Upregulation of microRNA‑335 and microRNA‑584 contributes to the pathogenesis of severe preeclampsia through downregulation of endothelial nitric oxide synthase.

The aim of the present study was to identify the differentially expressed microRNAs (miRNAs) in placenta from patients with preeclampsia, and examine their roles in the pathogenesis of preeclampsia in vivo and ex vivo. The placental expression levels of miRNAs were examined in tissue samples harvested from 20 patients with preeclampsia and 20 healthy control individuals. A total of 18 miRNAs were differentially expressed (12 upregulated and six downregulated) among the preeclampsia cases, compared with the controls.
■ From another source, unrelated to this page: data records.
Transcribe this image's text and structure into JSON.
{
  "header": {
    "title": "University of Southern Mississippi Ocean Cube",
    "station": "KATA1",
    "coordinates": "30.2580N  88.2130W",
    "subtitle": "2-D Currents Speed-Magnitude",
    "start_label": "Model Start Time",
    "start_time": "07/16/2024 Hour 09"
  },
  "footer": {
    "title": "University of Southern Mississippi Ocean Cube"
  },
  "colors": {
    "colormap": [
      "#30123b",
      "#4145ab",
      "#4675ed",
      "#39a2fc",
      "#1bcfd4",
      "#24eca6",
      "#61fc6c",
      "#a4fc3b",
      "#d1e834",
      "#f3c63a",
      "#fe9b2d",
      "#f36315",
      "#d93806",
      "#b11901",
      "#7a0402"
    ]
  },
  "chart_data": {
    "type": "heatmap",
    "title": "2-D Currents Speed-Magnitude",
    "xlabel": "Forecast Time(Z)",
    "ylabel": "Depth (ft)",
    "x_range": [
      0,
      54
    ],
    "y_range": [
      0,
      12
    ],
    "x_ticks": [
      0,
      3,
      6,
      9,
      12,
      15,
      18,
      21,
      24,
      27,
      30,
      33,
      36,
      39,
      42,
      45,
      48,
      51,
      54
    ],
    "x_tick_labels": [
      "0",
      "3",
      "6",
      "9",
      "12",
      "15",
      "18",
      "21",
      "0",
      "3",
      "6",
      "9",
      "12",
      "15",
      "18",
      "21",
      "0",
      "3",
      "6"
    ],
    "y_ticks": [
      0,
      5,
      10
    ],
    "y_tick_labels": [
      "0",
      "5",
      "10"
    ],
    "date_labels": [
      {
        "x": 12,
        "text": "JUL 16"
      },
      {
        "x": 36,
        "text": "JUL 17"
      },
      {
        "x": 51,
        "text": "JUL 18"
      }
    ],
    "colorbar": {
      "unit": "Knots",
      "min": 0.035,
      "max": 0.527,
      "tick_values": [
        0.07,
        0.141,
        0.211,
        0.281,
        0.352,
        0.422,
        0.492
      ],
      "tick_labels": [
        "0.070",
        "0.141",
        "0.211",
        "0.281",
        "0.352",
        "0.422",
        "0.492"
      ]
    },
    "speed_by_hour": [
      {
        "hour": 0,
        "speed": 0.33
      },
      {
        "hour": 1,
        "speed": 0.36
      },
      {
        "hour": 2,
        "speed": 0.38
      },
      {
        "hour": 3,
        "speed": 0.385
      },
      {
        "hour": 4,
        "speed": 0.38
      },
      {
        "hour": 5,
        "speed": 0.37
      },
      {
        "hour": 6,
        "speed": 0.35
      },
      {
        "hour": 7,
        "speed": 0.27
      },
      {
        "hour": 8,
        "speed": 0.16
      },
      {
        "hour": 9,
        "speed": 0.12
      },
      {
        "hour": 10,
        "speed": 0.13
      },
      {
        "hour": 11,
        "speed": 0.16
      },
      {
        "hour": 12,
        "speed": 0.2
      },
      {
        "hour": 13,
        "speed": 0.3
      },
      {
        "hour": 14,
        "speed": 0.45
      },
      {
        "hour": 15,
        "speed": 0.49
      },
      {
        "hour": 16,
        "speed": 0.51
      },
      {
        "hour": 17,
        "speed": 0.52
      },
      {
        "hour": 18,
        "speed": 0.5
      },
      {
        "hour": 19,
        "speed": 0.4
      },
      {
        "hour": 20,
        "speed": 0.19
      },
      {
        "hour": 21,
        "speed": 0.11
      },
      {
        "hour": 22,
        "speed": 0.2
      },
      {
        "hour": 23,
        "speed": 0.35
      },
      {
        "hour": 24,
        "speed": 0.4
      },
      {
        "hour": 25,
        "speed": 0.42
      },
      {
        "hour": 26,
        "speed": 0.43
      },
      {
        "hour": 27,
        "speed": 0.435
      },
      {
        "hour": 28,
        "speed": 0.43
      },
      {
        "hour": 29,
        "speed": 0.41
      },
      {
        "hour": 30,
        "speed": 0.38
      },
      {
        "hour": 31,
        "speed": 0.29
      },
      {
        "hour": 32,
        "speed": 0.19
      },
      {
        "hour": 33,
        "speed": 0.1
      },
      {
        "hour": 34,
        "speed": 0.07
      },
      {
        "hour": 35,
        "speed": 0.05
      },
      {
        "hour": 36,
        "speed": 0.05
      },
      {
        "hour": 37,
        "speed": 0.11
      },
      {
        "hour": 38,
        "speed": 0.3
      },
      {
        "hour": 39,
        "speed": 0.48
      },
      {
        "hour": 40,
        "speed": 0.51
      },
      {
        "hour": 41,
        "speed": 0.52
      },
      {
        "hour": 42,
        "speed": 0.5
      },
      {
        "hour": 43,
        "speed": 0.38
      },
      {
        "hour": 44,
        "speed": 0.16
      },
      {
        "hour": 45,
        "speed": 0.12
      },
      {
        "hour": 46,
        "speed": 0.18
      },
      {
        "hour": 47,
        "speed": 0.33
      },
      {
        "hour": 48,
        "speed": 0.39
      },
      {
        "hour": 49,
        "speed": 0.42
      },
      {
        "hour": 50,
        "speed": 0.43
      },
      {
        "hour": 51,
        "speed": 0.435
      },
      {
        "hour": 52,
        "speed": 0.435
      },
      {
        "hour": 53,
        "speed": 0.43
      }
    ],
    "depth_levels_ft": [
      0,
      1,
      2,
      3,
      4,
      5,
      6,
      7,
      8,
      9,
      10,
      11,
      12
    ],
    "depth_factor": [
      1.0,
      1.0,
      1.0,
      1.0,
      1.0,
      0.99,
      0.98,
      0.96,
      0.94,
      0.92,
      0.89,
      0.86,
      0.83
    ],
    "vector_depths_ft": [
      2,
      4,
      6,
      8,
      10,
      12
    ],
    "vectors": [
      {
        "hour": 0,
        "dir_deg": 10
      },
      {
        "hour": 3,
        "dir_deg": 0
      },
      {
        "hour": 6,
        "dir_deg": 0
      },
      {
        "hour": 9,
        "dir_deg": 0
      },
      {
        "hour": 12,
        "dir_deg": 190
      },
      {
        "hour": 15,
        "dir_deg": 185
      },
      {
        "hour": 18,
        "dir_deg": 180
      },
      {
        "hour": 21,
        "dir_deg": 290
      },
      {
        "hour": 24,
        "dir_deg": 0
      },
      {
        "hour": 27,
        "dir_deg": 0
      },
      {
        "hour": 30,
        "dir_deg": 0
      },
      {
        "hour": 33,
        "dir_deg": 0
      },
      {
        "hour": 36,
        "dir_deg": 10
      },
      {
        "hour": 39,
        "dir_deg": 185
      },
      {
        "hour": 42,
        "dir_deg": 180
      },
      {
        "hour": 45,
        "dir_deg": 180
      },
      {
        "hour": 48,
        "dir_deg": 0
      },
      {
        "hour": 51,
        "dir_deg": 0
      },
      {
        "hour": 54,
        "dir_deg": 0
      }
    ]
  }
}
By further functional/pathway analysis, two significantly upregulated miRNAs, miR‑335 and miR‑584, were identified. These target endothelial nitric oxide synthase (eNOS), which has been repeatedly reported to be involved in the development of preeclampsia. The present study then verified eNOS as a target gene of miR‑335 and miR‑584 using a luceriferase assay, and confirmed the expression patterns of the two miRNAs and eNOS in preeclampsic and normal placentas. Additionally, to examine the function of miR‑584 and miR‑335 in human placenta, the present study transiently transfected the HTR8/Svneo cell line with miR‑584 and miR‑335 mimics or their inhibitors, and the results of a subsequent Transwell insert invasion assay revealed that miR‑584 and miR‑335 inhibited the migratory ability of the trophoblast cells, and that the effect was 'rescued' by overexpressed eNOS. These data revealed a negative regulatory role of miR‑584 and miR‑335 in the migration of HTR‑8/SVneo cells by targeting eNOS, and identified miR‑584 and miR‑335 as potential novel therapeutic targets in preeclampsia.